Gdyby nie to, że był początek marca, pewnie siedziałbym na mieście do późna. Napisałem do mamy, żeby się nie martwiła, więc niczym nie musiałem się przejmować. Właściwie i tak się przejmowałem, bo nie wiedziałem, co się działo w domu, gdy mnie nie było. Pewnie było spokojnie, bo to ja byłem powodem większości kłótni. Czułem się trochę głupio, siedząc od kilkudziesięciu minut na przystanku. Dochodziła szesnasta, więc lekcje skończyłem już dawno. Palce powoli mi kostniały od ciągłego pisania na telefonie. Wypadałoby znaleźć sobie jakieś zajęcie, pewnie wyglądałem dziwnie, gdy tak od dawna siedziałem w jednym miejscu. Chociaż kto niby miał to zauważyć? Wszyscy inni spędzali tu nie więcej niż dwadzieścia minut. Przypomniały mi się czasy gimnazjum, gdy uciekałem z domu dość regularnie, a potem kryłem się po niepopularnych kątach w mieście, żeby nikt znajomy na mnie nie wpadł. Trochę się zmieniło od tamtej pory, ale najwyraźniej dalej byłem tym żałosny smarkaczem, który nie dawał sobie rady we własnym domu. A przecież tak go nienawidziłem.
— Daniel?
Podniosłem głowę, gdy usłyszałem znajomy (i bardzo ładny) głos. Otarłem z policzków pojedyncze łzy. Sam nie wiem, kiedy się pojawiły. To z zimna.
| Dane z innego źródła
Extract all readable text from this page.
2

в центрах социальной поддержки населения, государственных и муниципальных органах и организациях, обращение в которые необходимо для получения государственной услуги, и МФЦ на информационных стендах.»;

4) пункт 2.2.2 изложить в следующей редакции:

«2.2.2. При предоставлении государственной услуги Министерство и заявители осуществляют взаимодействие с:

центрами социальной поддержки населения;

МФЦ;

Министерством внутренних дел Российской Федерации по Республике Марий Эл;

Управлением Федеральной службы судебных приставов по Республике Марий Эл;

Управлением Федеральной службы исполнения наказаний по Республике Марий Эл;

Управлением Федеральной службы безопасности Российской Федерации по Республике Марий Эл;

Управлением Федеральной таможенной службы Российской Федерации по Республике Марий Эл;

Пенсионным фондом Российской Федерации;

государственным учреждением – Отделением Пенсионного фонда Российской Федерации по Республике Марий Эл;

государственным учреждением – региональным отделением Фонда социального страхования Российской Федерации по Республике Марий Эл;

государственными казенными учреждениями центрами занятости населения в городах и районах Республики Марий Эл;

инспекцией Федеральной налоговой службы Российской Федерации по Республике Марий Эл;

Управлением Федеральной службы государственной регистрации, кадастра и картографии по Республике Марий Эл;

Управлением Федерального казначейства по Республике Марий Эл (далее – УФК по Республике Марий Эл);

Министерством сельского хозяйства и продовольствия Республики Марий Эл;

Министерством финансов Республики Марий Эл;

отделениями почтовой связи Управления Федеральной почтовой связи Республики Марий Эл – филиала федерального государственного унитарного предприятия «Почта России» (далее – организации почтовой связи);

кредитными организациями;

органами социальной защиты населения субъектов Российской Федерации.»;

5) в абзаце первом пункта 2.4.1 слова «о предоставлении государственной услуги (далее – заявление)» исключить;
Zobaczyłem Mateusza, chociaż rano się nie spotkaliśmy. Czyżby też uznał, że jestem jakiś dziwny i postanowił mnie unikać? Nie zdziwiłoby mnie to. Szkoda, że sam nie mogłem tak postanowić.
— Siema — powiedział z lekkim uśmiechem.
Daniel, ty kretynie, czemu miałby się odzywać, jeśli by cię nie lubił?— Hej — odparłem.
Usiadł obok mnie. Miał zarumieniony nos z zimna i lekko się trząsł. Jego strój nie wyglądał na zbyt ciepły, miał rozpięty płaszcz i pod nim golf w paski, ale jego spodnie nie zakrywały nawet kostek.

CZYTASZ
Chłopak z autobusu
Teen FictionDaniel ciągle próbuje ukryć swoją wyjątkowość, jednocześnie burząc własną samoakceptację z każdym dniem. Tymczasem chłopak, który codziennie siada obok niego w autobusie, po prostu włącza głośno muzykę w słuchawkach i nie zawraca sobie głowy rzeczy...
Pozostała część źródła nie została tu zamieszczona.